The May grass silage bales are all but gone so the plastic will have to come off the first-cut silage next week. Soya hulls will be purchased and a hired diet feeder will mix and feed out. Some 50-odd bales will be kept in case machinery is not available on any particular day.
With little or no rain in the past six weeks and little or none in the forecast for Kilkenny, this will be the diet for the next two weeks at least. The diet will be a 16% crude protein nut (3kg in morning and 3kg in the evening) with a mix of soya hulls (4 kg/cow) and silage mix (6/7kg/day).
Farm cover was measured at 269kg last Monday and there is little or no growth. Water remains critical to the herd in these extreme dry and high temperatures.
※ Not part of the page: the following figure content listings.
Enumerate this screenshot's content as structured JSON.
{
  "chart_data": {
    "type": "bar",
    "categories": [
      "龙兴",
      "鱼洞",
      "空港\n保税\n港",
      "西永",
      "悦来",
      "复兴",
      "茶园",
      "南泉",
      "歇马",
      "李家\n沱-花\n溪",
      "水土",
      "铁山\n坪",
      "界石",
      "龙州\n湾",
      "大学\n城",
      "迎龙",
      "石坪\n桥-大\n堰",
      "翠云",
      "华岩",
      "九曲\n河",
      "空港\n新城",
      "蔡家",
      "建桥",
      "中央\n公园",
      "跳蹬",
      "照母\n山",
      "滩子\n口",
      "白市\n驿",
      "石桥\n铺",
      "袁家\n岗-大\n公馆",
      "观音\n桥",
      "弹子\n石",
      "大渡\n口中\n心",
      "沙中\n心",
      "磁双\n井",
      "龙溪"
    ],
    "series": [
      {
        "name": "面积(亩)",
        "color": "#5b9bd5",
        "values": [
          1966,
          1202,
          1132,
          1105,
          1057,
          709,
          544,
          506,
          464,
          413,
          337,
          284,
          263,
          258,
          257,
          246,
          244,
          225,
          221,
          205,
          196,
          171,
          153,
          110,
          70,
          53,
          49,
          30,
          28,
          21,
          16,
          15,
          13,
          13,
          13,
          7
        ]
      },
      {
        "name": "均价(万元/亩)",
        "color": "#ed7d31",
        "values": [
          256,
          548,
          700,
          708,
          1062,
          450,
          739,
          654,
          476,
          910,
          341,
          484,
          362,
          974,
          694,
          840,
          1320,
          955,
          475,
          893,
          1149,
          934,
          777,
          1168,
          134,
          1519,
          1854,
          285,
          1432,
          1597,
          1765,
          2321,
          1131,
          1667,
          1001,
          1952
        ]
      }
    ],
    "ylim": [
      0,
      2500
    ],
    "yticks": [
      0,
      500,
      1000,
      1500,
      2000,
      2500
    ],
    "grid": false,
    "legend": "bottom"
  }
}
Cows have access to water in the collecting yard and that takes some pressure off the troughs in the paddock. The clean-up bulls were taken from the replacement heifers last week. AI breeding continues with the herd and there are still two to three bulling per day (almost 10 weeks) into breeding season now.
Cell count remains a work in progress and some will be culled or quarters dried off next week.
The last milk test (12 July) shows a result of about 19kg per cow at 3.73% protein and 4.50% fat (1.5kg MS/cow) at 323,000 cell count, 14 TBC and 4.93% lactose.